How to Help All Your Children Succeed in School When You Have a Big Family
When Love Multiplies, So Does the Work
Raising a big family can be a beautiful whirlwind. You have a full dinner table, built-in best friends for your children, and enough inside jokes to last a lifetime. But when it comes to schoolwork — deadlines, reading logs, forgotten logins, tears over long division — the stress doesn’t multiply. It compounds.
If you’ve ever sat down to help one child with fractions, only to be interrupted by another needing help typing a book report, and then another asking what the solar system is, you’re not alone. Many parents quietly wonder how to support each child’s learning without shortchanging the others — especially when attention, time, and energy are running thin.
Academic Needs Are Not One-Size-Fits-All
One of the hidden challenges in big families is that school rarely fits all your kids in the same way. Your eldest might be flying through her math problems while your middle child is stuck decoding double-digit subtraction. Another may need texts read aloud due to dyslexia, while their sibling thrives on visual learning. It’s complicated and human — and no, you’re not doing it wrong. It is this hard.
Rather than trying to “standardize” your help, consider customizing your approach, even if just a little. For instance, if your auditory learner zones out during reading but lights up listening to podcasts, try transforming written lessons into audio formats — perfect for car rides or before-bed listening. The Skuli App even allows you to turn lesson notes into audio adventures, starring your child as the hero, which can make tricky topics feel way more fun.
Quality Over Quantity: One-on-One Matters
It might seem counterintuitive, but you don’t need more time with each child — you need intentional time. A focused 15-minute session can do more than an hour of distracted multitasking. One-on-one moments give kids space to ask questions they may be too shy to voice in front of siblings. It’s during these moments you spot things: the quiet confusion, the small victories, the resilient effort.
Creating this time doesn’t require major scheduling overhauls. As suggested in our article on creating meaningful one-on-one time in big families, it could be as simple as taking turns cooking dinner together (and practicing math while measuring ingredients), or sitting next to one while another waits their turn with an audiobook.
Structuring the Chaos
The biggest gift you can give your family may not be extra help, but structure. When kids know what’s expected, where resources live, and what time is for who, tension eases. Homework routines don’t have to be identical for every child, but they do benefit from consistency.
Some families use color-coded folders or assign subjects to certain time blocks after school. Others create a "homework basket" with everything needed — pencils, chargers, calculator — so no one loses time hunting for supplies. If managing space is a challenge, consider alternating spots at the kitchen table or repurposing part of a shared bedroom as a study nook.
We explore this further in our guide to daily routines that actually work for big families. You may not eliminate the chaos, but you can direct it.
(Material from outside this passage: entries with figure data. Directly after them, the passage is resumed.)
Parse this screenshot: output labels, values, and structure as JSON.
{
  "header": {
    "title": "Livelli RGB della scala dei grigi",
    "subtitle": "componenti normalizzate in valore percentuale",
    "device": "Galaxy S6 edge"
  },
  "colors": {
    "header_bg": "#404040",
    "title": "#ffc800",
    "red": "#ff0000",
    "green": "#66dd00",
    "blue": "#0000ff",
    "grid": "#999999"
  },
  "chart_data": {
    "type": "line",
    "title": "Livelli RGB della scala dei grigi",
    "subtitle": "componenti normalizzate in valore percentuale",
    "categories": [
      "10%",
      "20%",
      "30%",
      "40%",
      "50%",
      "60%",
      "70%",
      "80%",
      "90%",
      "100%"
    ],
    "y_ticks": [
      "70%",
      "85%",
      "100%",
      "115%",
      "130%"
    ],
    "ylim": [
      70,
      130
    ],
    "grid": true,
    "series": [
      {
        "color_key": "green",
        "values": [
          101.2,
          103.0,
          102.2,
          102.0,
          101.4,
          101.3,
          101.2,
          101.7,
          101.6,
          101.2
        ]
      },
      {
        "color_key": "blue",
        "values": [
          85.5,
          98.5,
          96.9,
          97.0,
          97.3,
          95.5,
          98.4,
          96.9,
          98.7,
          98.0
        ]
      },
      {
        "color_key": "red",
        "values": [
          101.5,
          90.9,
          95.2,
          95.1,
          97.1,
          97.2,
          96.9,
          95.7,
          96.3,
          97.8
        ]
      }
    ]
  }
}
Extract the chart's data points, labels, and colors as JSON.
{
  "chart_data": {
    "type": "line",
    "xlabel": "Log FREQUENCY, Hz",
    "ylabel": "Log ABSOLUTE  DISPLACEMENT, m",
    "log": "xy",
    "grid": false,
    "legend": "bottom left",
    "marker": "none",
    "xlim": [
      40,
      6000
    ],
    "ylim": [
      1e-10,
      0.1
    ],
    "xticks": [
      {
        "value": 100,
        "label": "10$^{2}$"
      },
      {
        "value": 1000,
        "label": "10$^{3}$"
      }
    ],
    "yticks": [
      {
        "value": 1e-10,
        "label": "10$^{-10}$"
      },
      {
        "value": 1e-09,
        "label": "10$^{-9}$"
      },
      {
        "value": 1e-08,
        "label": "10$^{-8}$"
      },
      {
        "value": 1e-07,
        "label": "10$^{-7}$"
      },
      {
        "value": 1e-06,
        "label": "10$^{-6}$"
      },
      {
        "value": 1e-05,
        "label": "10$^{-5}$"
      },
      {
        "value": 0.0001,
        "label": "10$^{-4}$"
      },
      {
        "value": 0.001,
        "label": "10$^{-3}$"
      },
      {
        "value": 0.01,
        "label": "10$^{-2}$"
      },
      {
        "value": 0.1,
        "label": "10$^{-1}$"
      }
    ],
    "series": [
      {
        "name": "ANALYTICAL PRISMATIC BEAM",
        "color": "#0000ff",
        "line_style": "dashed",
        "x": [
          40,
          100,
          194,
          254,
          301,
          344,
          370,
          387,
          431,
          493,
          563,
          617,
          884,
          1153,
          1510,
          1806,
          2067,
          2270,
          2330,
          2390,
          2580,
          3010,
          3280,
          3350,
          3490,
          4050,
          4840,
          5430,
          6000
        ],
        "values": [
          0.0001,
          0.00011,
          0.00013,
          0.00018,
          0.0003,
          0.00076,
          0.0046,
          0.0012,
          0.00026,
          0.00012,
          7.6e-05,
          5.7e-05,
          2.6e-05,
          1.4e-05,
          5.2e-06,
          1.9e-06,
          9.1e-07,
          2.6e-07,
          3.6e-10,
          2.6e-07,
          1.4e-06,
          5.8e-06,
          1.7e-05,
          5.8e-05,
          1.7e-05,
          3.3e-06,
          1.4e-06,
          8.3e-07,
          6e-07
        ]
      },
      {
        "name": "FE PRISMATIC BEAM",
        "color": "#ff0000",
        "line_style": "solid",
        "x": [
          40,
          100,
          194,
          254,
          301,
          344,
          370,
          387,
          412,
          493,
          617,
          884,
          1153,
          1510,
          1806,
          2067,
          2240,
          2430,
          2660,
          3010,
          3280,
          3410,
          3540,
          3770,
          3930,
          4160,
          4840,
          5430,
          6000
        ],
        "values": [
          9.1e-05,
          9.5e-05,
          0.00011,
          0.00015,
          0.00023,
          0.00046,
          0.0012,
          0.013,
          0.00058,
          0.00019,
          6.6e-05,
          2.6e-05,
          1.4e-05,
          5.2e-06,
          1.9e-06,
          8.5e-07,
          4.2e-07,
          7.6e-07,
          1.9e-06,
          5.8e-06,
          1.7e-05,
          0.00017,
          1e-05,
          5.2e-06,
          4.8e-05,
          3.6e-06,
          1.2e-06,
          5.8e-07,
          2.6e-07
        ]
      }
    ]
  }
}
Let Technology Share the Load
When you're stretched thin, tools can fill the support gaps. That’s where having smart supports matters. For example, apps like Skuli are designed with multiple learners in mind — it can take a photo of a handwritten lesson and turn it into a personalized quiz that your child can tackle at their pace and level. When you're making dinner or helping another child, your other kids can still engage meaningfully with the material — on their own terms.
The key is choosing tech that empowers independence, not more screen time. The best kind lets kids feel seen and challenged while lightening your load — and that’s a win for everyone.
Accept That You Can’t Do It All — And That’s Okay
Here’s something not enough people say out loud: you will not help every child with every assignment. Some will fall through the cracks now and then. A project might not get finished. A grade may slip. And still, your child will grow up learning from your care, your effort, and the way you didn’t panic when everything wasn’t perfect.
Lean into support where you can — from teachers, family chats, and yes, even tech tools. Plan simple meals when homework nights run late (here are our favorite budget-friendly meal ideas). Streamline grocery trips so you don’t have to choose between dinner and spelling words (see our smart shopping tips here).
And most importantly: remind yourself that the moments that matter aren’t always scheduled, tidy, or quiet. Sometimes they happen while you're tearing open a granola bar with one hand and reading aloud with the other. That matters too.
Your Family, Your Pace
Big families move to their own rhythm. The way you support your children may not look like it does in smaller families, but that doesn’t make it less effective. In fact, growing up in a bustling household teaches kids flexibility, cooperation, and resourcefulness — all skills that serve them far beyond the classroom.
Your children don’t need perfection. They need presence. Encouragement. An occasional quiz that makes them feel like a wizard. And a parent who keeps showing up, even on empty.